For the purposes of this appeal, the operative provision of the rental agreement provides that Austin will indemnify Bison for "all losses, liabilities * * * and expenses arising out of the use or possession of the vehicle". Read alone, this clause clearly obligates Austin on the loss in this case because it arose from Austin's use of the truck rented from Bison.
This indemnification clause, however, may not be read alone, but, instead, must be read as part of the whole rental contract, and each part of the contract must be interpreted so that all of its terms are given a reasonable meaning and effect (Weiss v Weiss, 52 N.Y.2d 170, 174; Rentways, Inc. v O'Neill Milk Cream Co., 308 N.Y. 342, 347; Interested Underwriters v Ducor's Inc., 103 A.D.2d 76, 78; Robshaw v Health Mgt., 98 A.D.2d 986, appeal dismissed 62 N.Y.2d 942). To this end, that portion of the rental agreement which provides for vehicle insurance becomes critical. This provision of the agreement requires Bison to obtain insurance coverage for persons using a rental vehicle with its permission in accordance with the standard provisions of an automobile liability insurance policy with certain stated amounts. The insurance clause of the rental agreement further provides, "[t]o the extent permitted by law, coverage hereunder is primary with respect to any other insurance which may be available to the customer [Austin]" (emphasis supplied). Read literally, the two clauses would appear to cancel each other out, but such a result need not obtain. The clauses of the rental agreement are readily harmonized by holding that Bison agreed to provide primary liability coverage, and Austin agreed to indemnify Bison for losses which exceeded Bison's primary insurance coverage. This result, establishing the relative obligations of the parties to the rental agreement, is wholly consistent with the ranking of priorities of insurance policies available to the same parties already established by this court (Aetna Cas. Sur. Co. v Liberty Mut. Ins. Co., supra). To hold otherwise under the facts of this case, would violate the established rule that an insurer has no right of subrogation against its insured under the same policy (see, Hartford Acc. Indem. Co. v Michigan Mut. Ins. Co., 61 N.Y.2d 569; Schwartz v Lipkin Son, 76 A.D.2d 141). "Austin was a rentee of Bison. As such, it is an additional insured under the Liberty Mutual policy" (Aetna Cas. Sur. Co. v Liberty Mut. Ins. Co., supra, p. 321).

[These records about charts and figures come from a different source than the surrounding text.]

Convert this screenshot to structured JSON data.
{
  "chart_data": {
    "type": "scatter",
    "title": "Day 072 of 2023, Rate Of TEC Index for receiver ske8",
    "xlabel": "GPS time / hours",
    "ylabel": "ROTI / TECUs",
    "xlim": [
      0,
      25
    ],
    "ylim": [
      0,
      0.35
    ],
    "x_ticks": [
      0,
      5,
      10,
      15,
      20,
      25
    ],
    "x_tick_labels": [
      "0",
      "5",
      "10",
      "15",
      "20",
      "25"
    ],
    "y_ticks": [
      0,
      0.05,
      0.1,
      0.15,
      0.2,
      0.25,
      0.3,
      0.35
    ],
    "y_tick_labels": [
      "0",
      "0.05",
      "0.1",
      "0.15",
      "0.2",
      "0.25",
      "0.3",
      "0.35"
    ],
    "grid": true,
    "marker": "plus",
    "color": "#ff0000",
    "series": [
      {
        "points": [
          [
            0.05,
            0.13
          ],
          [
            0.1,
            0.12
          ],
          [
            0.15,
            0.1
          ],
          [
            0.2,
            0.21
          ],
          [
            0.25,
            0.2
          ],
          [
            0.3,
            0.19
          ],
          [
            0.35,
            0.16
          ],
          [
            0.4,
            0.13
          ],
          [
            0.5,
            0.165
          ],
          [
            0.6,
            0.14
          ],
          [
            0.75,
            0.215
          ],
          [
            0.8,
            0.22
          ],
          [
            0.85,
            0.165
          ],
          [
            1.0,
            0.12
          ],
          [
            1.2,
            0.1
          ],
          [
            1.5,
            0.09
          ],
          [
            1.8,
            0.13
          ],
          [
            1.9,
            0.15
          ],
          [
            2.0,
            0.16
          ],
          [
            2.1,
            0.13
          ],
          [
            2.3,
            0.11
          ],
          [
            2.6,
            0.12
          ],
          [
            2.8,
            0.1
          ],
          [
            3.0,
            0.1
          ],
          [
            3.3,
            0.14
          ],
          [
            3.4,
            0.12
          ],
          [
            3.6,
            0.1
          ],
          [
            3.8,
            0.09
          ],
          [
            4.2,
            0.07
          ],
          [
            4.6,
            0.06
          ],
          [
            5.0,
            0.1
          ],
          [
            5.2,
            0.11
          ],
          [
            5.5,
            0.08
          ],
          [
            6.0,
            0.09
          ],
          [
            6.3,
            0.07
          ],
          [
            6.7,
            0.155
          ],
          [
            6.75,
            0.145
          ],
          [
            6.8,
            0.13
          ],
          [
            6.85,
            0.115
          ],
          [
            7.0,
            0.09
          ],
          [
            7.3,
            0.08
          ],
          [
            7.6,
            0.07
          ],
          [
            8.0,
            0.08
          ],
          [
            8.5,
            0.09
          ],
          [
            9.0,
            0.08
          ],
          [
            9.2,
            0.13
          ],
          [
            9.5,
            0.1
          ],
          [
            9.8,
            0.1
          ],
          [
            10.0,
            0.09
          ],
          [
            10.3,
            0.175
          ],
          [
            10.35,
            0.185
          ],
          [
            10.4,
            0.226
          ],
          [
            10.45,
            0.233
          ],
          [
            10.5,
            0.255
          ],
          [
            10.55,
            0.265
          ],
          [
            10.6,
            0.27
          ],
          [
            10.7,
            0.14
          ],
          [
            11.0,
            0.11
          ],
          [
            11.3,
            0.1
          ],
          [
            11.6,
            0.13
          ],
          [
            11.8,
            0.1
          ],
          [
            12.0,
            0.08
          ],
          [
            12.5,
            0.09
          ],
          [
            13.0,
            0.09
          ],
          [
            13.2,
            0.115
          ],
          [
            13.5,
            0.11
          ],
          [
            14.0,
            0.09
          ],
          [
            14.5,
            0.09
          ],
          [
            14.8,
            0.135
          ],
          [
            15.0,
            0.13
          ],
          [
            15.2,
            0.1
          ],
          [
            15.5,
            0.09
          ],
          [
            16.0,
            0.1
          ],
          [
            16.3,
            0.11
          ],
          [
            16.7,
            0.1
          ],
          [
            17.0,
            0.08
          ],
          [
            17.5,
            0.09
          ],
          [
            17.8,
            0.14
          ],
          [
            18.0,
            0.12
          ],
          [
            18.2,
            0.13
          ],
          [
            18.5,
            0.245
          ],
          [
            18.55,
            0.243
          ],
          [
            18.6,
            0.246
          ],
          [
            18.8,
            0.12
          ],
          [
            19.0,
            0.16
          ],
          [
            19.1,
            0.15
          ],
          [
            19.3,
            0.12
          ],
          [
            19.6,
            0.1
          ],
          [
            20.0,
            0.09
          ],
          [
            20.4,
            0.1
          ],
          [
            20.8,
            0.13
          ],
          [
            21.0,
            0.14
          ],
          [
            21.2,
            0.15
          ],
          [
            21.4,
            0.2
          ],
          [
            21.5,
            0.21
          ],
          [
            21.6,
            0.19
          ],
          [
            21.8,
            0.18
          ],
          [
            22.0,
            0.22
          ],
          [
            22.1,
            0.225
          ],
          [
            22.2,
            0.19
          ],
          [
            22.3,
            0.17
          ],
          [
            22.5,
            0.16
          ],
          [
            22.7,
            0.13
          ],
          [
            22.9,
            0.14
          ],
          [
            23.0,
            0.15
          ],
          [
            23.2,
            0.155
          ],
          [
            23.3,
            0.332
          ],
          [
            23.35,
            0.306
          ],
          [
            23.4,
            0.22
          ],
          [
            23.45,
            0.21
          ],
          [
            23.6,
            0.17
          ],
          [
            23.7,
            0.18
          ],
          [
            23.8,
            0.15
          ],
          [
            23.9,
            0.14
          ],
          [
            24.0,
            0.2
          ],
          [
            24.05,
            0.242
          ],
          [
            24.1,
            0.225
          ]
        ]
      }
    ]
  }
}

That Austin also carries insurance for contractual liability under the terms of Aetna's comprehensive general liability policy (which we did not rank in our prior decision) does not change the result here. The fact that Austin has chosen to purchase contractual liability insurance does not change the fact that it is an additional insured under Liberty's primary policy issued to Bison, as previously determined by this court. Since the claim asserted in the instant action falls far short of the limits of the primary coverage, we need not address the issue of the possible involvement of this policy.